News and Views from Bennetts

News | 14 March 2022

Cranes for Cranes sponsorship improves breeding potential for UK’s largest bird at WWT Slimbridge

We are delighted to have played a part in improving the breeding potential of cranes at WWT Slimbridge through our sponsorship in 2021. The Wildfowl and Wetlands Trust recently released an impact report looking at the results this work has had on the breeding habitat for the cranes.

How we’ve been involved

As part of the sponsorship, we donated towards the costs of habitat restoration, and we also got stuck in with some of the hard work too. We joined the team at Slimbridge for a day to learn more about cranes and their habitat, as well as helping with some heavy lifting! We moved plants to help improve the biodiversity required to create optimal breeding conditions for the cranes. But it wasn’t all hard work – our team was also treated to a wildlife safari with Reserve Manager, Dave Paynter, seeing other wildfowl, such as a Great White Egret and a Marsh Harrier.

What has happened so far?

A lot of work has gone into the development of the breeding area over the last year – 23,300 hours in total. A new island complex has been developed to give cranes a safe location for nesting, and fencing has been removed providing greater accessibility for cranes. As well as these big structural changes the team has also been working to increase biodiversity to provide more food sources for cranes. Cranes need a diverse food supply, including dragonflies, snails and amphibians, so the team has created a new large pond which is perfect for attracting this wildlife.

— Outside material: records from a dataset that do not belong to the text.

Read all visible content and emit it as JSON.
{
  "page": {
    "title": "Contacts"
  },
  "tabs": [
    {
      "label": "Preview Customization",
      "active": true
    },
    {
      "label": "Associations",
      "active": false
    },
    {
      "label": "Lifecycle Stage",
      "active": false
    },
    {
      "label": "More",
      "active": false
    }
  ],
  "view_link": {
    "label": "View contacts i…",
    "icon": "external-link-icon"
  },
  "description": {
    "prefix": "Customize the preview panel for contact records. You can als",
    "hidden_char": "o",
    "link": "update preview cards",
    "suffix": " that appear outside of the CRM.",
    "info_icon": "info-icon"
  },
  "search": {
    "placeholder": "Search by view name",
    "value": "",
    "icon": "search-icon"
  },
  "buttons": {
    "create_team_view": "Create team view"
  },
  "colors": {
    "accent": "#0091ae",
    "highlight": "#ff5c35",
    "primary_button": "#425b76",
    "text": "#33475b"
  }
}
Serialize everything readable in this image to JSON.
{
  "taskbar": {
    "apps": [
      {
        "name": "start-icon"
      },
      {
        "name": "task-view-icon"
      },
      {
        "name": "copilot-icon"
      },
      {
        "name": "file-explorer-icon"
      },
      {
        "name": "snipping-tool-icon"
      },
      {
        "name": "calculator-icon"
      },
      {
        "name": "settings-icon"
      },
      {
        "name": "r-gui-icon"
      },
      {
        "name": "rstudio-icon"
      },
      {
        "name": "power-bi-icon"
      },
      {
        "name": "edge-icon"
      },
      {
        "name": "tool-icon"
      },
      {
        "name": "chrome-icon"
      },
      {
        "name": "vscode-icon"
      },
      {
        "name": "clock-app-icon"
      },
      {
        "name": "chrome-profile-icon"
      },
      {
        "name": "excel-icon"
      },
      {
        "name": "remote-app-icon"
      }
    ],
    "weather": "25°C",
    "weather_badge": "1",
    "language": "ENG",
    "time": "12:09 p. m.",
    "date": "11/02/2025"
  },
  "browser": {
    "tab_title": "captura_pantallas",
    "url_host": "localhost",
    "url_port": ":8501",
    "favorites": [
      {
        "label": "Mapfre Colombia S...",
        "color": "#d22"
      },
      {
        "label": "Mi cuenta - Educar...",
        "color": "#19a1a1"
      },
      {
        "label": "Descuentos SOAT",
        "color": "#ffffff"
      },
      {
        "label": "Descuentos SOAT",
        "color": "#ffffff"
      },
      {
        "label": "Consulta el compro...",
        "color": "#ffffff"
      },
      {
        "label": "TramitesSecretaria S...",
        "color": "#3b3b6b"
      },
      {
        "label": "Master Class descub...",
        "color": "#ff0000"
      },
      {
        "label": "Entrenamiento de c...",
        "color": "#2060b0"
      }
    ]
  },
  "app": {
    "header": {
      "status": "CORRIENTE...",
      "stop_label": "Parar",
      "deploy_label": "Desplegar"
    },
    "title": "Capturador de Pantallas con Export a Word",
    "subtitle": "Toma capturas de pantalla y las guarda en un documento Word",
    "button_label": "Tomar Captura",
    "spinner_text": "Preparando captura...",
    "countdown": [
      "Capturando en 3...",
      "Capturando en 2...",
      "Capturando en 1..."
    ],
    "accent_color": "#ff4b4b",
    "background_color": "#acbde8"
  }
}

“Dragonflies form an important food source for the cranes during the chick growing period”

With all this work, how have the cranes got on this year?

This year there were six breeding pairs: Ruby and an un-ringed (wild) male, Kia and Chocolo, Oakie and Sherbert, Wendy and Albert, Elizabeth and Phelps, and Monty and Evie.

Despite the cold weather in April 2021, both Wendy and Albert,and Elizabeth and Phelps managed to breed in the new habitat. Each couple hatched two chicks who all, unfortunately, only survived until five weeks old. But the team at Slimbridge hasn’t let it dampen its spirits. Nature can be cruel, but with some more favourable weather this spring, paired with the improvements made to the habitat over the last year, we are all hopeful for a better outcome this year.

Looking ahead

The project is far from over, and the team at Slimbridge continues to make improvements to the habitat. So, we hope the hard work from WWT Slimbridge and the contribution from Bennetts, will mean lots of crane chicks in 2022!